Capitalisme obscène
De Frédéric Lordon, une superbe analyse à lire:
Le point de fusion des retraites
Extrait:
"Voilà donc la finance sanctuarisée dans tous ses compartiments et au moment précis où tout devrait conduire à l’arraisonner brutalement : la finance des produits de taux – celle des subprimes et des dérivés de crédit… – qu’il deviendra « impensable » de réguler puisque réguler (sérieusement) c’est attaquer la rentabilité, et la finance actionnariale, pour les mêmes raisons génériques, mais avec pour particularité que cette finance-là, vivant sur le dos des entreprises, fait directement ses profits par la productivité des salariés, donc très concrètement par l’intensification sans limite de leur travail et la compression continue de leurs salaires. Si lointaine qu’elle semble parfois – le fonds de private equity est à New York ou le fonds de pension à Los Angeles quand l’entreprise est en Haute-Savoie – la finance actionnariale n’en est pas moins celle que les salariés ont à connaître de plus près parce qu’elle est celle qui pèse le plus directement sur leurs conditions d’existence. Celle-là à son tour devient intouchable.
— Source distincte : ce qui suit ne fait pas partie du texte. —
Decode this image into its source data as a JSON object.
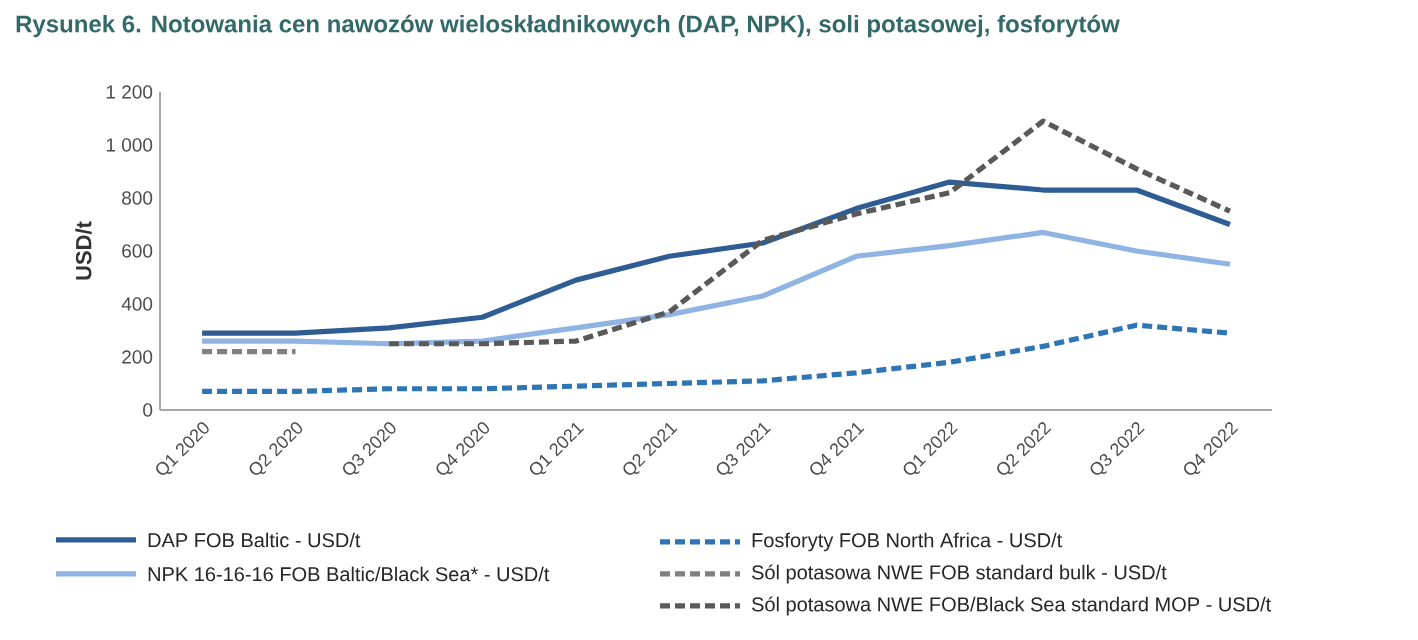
{
  "chart_data": {
    "type": "line",
    "title": "Rysunek 6. Notowania cen nawozów wieloskładnikowych (DAP, NPK), soli potasowej, fosforytów",
    "ylabel": "USD/t",
    "categories": [
      "Q1 2020",
      "Q2 2020",
      "Q3 2020",
      "Q4 2020",
      "Q1 2021",
      "Q2 2021",
      "Q3 2021",
      "Q4 2021",
      "Q1 2022",
      "Q2 2022",
      "Q3 2022",
      "Q4 2022"
    ],
    "series": [
      {
        "name": "DAP FOB Baltic - USD/t",
        "color": "#2f5d93",
        "line_style": "solid",
        "values": [
          290,
          290,
          310,
          350,
          490,
          580,
          630,
          760,
          860,
          830,
          830,
          700
        ]
      },
      {
        "name": "NPK 16-16-16 FOB Baltic/Black Sea* - USD/t",
        "color": "#8fb4e3",
        "line_style": "solid",
        "values": [
          260,
          260,
          250,
          260,
          310,
          360,
          430,
          580,
          620,
          670,
          600,
          550
        ]
      },
      {
        "name": "Fosforyty FOB North Africa - USD/t",
        "color": "#2e75b6",
        "line_style": "dashed",
        "values": [
          70,
          70,
          80,
          80,
          90,
          100,
          110,
          140,
          180,
          240,
          320,
          290
        ]
      },
      {
        "name": "Sól potasowa NWE FOB standard bulk - USD/t",
        "color": "#808080",
        "line_style": "dashed",
        "values": [
          220,
          220,
          null,
          null,
          null,
          null,
          null,
          null,
          null,
          null,
          null,
          null
        ]
      },
      {
        "name": "Sól potasowa NWE FOB/Black Sea standard MOP - USD/t",
        "color": "#595959",
        "line_style": "dashed",
        "values": [
          null,
          null,
          250,
          250,
          260,
          370,
          640,
          740,
          820,
          1090,
          910,
          750
        ]
      }
    ],
    "ylim": [
      0,
      1200
    ],
    "yticks": [
      0,
      200,
      400,
      600,
      800,
      {
        "value": 1000,
        "label": "1 000"
      },
      {
        "value": 1200,
        "label": "1 200"
      }
    ],
    "grid": false,
    "legend": "bottom"
  }
}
Et si, contre toutes les absences du commentaire médiatique ordinaire, il faut sans cesse rappeler ce que doit par exemple le triste destin des salariés de France Télécom à la privatisation, c’est-à-dire au passage sous logique actionnariale, il faut aussi imaginer ce proche avenir dans lequel les « rationalisateurs » n’offriront plus le visage grimaçant des mercenaires de la « création de valeur pour l’actionnaire » mais pleurnicheront d’humanisme que tous ces sacrifices, sans doute bien douloureux, n’ont pas d’autre sens que le devoir sacré des retraites maison à verser – et bientôt peut-être d’en appeler à la « solidarité », puisque le capitalisme n’a jamais fait l’économie d’une obscénité."